- Al-Kanz – Economie islamique en France et dans le monde - https://www.al-kanz.org -

Halalgate : Herta (Nestlé) halal n’existe plus

Herta halal : présence de porc selon un rapport d'analyses
Capture d’écran du site de Herta

Halalgate. Selon le site LSA [1], Herta, filiale du numéro 1 mondial de l’agro-alimentaire, abandonne le halal « du fait de ventes faibles et des suites de la polémique qui avait frappé la marque de Nestlé en janvier 2011. »

Début 2011, un rapport d’analyses révélait en effet la présence de traces de porc dans des knackis de la marque Herta [2]. Plutôt que de répondre aux interrogations et aux sollicitations des consommateurs, Herta, qui rata totalement sa communication de crise, préféra la politique de l’autruche au respect de ces derniers.

Le 1er février, soit trois semaines après l’éclatement de ce qu’il est convenu d’appeler désormais « l’affaire Herta », suite à la décision du groupe Casino de suspendre l’approvisionnement des saucisses suspectes [3] et l’éventualité d’un audit dans les usines d’Herta, les knackis n’étaient plus commercialisés. La presse s’emparait du scandale. Il en était fini des knackis prétendument halal. Cet arrêt soudain, même si prévisible, laisse toutefois derrière lui de nombreuses zones d’ombre. Car sur la présence du porc dans les knackis « halal », Nestlé n’a pas tout dit [4].
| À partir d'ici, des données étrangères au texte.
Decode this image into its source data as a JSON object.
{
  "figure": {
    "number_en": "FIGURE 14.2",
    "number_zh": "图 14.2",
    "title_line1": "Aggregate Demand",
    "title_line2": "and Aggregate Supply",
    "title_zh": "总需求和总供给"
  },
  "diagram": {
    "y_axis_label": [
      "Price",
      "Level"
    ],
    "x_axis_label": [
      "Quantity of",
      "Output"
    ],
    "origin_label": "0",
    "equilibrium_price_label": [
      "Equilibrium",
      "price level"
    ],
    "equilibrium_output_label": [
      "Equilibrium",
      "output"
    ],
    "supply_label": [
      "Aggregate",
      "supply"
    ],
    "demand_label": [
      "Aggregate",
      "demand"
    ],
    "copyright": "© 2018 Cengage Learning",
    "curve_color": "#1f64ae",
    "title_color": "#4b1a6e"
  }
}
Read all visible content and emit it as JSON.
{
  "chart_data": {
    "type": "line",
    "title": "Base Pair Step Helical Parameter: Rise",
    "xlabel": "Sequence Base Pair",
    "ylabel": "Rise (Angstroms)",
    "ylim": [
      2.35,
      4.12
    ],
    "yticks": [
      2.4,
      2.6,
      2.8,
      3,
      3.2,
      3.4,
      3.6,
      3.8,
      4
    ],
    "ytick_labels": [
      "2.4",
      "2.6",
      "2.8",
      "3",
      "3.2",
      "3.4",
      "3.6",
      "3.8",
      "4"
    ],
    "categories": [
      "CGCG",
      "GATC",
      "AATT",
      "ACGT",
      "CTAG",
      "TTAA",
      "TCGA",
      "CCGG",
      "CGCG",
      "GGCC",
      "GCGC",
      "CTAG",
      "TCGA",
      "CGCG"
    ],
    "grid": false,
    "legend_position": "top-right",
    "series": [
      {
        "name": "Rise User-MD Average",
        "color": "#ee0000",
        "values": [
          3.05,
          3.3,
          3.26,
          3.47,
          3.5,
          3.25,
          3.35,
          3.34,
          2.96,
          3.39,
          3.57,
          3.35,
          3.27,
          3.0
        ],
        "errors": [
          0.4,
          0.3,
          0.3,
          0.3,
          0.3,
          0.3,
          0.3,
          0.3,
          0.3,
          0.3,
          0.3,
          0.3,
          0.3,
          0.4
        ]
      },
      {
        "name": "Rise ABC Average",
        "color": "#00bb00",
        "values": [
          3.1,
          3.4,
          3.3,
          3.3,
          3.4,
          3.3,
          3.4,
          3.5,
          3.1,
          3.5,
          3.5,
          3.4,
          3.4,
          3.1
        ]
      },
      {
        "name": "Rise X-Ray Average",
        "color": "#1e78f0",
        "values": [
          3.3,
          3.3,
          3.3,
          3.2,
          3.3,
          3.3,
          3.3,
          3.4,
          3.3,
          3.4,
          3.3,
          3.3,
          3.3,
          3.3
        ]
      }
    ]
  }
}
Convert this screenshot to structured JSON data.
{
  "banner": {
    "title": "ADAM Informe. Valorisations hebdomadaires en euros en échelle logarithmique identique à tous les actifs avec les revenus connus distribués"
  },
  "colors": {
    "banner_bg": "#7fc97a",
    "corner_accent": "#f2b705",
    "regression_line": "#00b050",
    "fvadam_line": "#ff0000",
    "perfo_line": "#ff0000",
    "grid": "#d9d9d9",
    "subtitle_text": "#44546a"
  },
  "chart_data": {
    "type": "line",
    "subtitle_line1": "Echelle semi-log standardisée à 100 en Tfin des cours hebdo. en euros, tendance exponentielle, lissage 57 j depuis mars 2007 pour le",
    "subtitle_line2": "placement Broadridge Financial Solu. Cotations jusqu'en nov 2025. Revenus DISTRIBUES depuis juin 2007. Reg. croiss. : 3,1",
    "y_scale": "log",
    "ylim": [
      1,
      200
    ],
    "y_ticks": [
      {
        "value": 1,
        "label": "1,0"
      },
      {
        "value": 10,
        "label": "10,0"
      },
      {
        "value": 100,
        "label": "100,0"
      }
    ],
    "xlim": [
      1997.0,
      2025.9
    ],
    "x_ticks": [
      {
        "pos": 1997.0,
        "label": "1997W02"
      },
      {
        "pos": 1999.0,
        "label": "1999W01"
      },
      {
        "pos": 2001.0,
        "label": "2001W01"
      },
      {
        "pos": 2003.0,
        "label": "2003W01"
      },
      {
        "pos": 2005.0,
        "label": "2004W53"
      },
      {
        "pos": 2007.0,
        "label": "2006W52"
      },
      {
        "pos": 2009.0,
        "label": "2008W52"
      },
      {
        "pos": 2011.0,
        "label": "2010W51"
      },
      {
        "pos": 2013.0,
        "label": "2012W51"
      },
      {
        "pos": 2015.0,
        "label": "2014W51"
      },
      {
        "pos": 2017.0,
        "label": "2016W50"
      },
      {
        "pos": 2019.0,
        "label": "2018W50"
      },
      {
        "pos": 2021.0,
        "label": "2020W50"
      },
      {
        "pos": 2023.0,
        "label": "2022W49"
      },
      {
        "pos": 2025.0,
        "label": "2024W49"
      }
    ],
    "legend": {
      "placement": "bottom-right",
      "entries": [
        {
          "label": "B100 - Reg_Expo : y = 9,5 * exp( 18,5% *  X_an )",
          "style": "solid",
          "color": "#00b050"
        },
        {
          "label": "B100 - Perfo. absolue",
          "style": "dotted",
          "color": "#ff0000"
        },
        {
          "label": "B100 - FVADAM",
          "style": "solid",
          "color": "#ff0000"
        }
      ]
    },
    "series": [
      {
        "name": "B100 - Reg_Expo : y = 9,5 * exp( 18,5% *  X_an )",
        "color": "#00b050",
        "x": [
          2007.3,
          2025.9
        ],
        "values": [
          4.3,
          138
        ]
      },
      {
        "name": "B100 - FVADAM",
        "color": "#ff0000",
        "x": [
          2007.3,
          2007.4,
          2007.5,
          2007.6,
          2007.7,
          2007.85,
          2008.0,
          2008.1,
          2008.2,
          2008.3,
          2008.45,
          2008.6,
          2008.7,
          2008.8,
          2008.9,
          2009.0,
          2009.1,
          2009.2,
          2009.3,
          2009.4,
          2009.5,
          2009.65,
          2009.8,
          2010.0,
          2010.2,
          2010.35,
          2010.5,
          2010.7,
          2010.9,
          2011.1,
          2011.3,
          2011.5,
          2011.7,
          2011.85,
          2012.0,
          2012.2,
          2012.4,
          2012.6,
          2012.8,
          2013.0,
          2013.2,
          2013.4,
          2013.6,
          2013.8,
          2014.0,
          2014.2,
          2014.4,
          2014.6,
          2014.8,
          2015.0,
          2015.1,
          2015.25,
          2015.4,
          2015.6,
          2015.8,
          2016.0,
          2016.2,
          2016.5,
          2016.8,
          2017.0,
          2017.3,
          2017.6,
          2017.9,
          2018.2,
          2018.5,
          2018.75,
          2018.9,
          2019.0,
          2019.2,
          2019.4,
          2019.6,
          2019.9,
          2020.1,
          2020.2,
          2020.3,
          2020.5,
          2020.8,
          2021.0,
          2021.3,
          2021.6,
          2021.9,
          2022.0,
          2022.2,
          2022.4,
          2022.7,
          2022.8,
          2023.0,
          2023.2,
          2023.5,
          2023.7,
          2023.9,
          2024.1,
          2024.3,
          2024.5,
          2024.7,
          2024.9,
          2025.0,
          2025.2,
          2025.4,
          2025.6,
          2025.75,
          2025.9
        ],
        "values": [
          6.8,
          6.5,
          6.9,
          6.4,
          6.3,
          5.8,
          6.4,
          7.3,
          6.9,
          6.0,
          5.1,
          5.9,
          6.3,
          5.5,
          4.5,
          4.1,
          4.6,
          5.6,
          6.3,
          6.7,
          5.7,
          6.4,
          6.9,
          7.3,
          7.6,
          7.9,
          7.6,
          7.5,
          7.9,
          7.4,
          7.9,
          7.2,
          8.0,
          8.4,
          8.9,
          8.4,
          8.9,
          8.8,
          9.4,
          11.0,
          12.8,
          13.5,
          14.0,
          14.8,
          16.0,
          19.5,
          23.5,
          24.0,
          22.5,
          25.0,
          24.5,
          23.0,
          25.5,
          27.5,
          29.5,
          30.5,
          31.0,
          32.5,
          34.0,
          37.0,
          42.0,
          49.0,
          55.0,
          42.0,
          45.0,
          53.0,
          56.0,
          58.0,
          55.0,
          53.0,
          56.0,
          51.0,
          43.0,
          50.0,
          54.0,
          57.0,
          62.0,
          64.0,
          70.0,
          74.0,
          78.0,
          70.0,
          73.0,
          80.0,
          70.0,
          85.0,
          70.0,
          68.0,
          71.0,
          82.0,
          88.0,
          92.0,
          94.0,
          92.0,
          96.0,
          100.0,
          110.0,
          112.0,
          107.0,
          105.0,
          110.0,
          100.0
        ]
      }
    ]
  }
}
L’affaire Herta est aujourd’hui un cas d’école à l’université et dans les écoles de commerce. De nombreux étudiants la citent en exemple dans leur mémoire, tout comme à Science Po Paris, où l’expert Fabrice Epelboin, que l’on interviewait en janvier dernier (voir Fabrice Epelboin : « Il y a une vraie spécificité du cas Herta » [5]) en fait état.

On peut par ailleurs affirmer qu’il y a eu un avant et un après cette affaire. 2011 a d’ailleurs été une année décevante pour la vente des produits prétendument halal vendus en grande distribution. La faute au halalgate. Socopa a durement souffert et souffre toujours de son blacklistage par le groupe Casino (voir Neuf mois plus tard, Socopa toujours blacklisté par Casino, pas – encore – par Quick [6]). Fleury Michon s’interroge, tout comme d’autres marques qui jusque-là fanfaronnaient au mépris du consommateur. Zakia halal, la marque qui appartient à Panzani, a quitté la SFCVH-mosquée de Paris, certificateur halal des produits Herta, pour l’ARGML-mosquée de Lyon. Quant à Elsaada, dont quatre produits analysés sur cinq contenaient du porc [7], continue à écouler ses produits…

Les semaines et les mois à venir devraient voir le marché du halal se redessiner complètement, avec à la clé un assainissement qui profitera aux consommateurs et mettra fin à certaines pratiques, peut-être pas à toutes, de sociétés peu scrupuleuses, dont de grands noms, qui ont toujours considéré que ce marché était le leur et qu’ils n’avaient aucun compte à rendre.